Multi-Instance GPU (MIG)
Not all AI or HPC workloads need the full power of an entire A100 GPU. With Multi-Instance GPU (MIG) technology, a single A100 can be divided into up to seven fully isolated GPU instances, each with its own dedicated memory, cache, and compute cores. This provides developers with breakthrough acceleration for tasks of any size while guaranteeing consistent quality of service. For IT administrators, MIG enables optimal resource allocation, expanding GPU access across more users and applications for improved overall utilization.
MIG is supported in both bare metal and virtualized environments, integrated seamlessly with NVIDIA Container Runtime and compatible with container runtimes such as Docker, LXC, CRI-O, Containerd, Podman, and Singularity. In Kubernetes environments, each MIG instance is recognized as a distinct GPU type, compatible with major Kubernetes distributions like Red Hat OpenShift and VMware Project Pacific, on-premises or in cloud deployments via NVIDIA Device Plugin for Kubernetes. Additionally, MIG supports hypervisor-based virtualization solutions including KVM and VMware ESXi through NVIDIA vComputeServer.
HBM2e Memory
The A100 is equipped with an impressive 80GB of HBM2e high-bandwidth memory, which delivers raw bandwidth of 1.6 TB/s, representing a 1.7 times increase compared to the previous generation. With dynamic random access memory (DRAM) utilization efficiency of 95%, the A100 handles large models and datasets efficiently, reducing bottlenecks and speeding up complex computations.
Structural Sparsity
AI models frequently contain millions or even billions of parameters, but not all contribute equally to accuracy. By converting some parameters to zero, models become “sparse” without losing predictive power. The A100’s Tensor Cores accelerate sparse matrix operations, offering up to double the throughput for sparse models. Although sparsity benefits are more pronounced during AI inference, it also contributes to faster training times.
Next-Generation NVLink
NVIDIA’s NVLink interconnect technology in the A100 provides double the throughput of the previous generation, reaching up to 600 GB/s. This high-speed link enables multiple A100 GPUs to communicate efficiently within a single server, dramatically improving application performance. Two PCIe A100 boards can be connected via NVLink, and multiple NVLink pairs can coexist in a server depending on system design, cooling, and power capabilities.

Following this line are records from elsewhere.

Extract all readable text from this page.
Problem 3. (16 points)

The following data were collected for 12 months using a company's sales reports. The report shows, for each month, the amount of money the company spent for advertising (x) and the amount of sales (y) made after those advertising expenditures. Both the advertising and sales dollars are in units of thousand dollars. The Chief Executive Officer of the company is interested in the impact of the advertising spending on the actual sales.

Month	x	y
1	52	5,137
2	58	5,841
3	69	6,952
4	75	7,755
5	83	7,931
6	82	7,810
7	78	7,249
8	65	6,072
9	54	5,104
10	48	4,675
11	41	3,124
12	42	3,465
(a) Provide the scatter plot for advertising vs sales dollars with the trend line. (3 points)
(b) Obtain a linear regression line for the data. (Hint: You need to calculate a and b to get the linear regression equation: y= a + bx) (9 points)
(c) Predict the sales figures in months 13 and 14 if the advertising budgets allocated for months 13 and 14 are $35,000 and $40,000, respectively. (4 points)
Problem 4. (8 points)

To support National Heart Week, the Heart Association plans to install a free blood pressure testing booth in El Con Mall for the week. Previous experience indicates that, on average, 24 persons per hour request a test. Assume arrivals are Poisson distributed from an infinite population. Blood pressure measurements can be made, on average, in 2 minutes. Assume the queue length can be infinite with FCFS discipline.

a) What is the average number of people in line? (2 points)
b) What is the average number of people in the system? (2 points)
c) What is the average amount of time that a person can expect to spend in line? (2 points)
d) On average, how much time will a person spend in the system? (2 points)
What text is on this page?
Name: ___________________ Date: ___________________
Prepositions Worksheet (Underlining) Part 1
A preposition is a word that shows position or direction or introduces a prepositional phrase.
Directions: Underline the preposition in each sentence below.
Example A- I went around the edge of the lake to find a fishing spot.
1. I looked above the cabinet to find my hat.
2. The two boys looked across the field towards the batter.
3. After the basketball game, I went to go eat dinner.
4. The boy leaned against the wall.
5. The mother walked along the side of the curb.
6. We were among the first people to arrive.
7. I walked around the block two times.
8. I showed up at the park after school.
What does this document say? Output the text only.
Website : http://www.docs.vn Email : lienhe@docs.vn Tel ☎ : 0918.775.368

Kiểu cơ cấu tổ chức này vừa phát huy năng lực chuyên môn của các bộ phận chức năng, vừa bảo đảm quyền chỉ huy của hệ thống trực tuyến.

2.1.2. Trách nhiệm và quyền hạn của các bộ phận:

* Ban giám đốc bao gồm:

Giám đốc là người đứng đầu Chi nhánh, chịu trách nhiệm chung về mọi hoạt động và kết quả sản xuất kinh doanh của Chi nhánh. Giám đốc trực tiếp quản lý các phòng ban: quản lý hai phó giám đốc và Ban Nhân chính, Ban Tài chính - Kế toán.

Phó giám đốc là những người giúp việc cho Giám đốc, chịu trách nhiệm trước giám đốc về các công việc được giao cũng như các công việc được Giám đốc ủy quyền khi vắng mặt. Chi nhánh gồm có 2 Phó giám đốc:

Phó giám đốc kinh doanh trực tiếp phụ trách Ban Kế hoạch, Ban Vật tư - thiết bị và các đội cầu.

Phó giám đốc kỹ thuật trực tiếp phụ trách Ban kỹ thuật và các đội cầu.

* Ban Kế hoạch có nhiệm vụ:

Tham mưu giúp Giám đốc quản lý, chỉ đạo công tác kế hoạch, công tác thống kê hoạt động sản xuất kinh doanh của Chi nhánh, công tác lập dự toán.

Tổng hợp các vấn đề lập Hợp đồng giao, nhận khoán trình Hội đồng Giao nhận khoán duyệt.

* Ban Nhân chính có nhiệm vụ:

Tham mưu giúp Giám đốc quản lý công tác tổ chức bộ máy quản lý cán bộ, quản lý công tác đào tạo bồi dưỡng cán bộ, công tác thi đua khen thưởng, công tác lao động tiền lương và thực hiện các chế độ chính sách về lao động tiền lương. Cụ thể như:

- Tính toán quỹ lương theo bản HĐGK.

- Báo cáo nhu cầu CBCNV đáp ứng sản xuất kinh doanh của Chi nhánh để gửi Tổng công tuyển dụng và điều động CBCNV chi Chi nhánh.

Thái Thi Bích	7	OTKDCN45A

Compatibility with AI Frameworks and HPC Applications
The NVIDIA A100 Tensor Core GPU supports every major deep learning framework and accelerates over 700 HPC applications. It is widely deployed in desktops, servers, and cloud environments, delivering substantial performance improvements and cost savings.
Virtualization Support
The A100 is well-suited for virtualized compute environments, supporting workloads such as AI, deep learning, and HPC through NVIDIA Virtual Compute Server (vCS). It provides an ideal upgrade path for infrastructures currently using V100 or V100S GPUs.
Summary of Structural Sparsity Benefits
Modern AI networks often contain vast numbers of parameters, many of which can be sparsified (converted to zero) without impacting model accuracy. The A100 leverages this by delivering up to twice the performance for sparse models, with most benefits seen in inference, but also improving training speeds.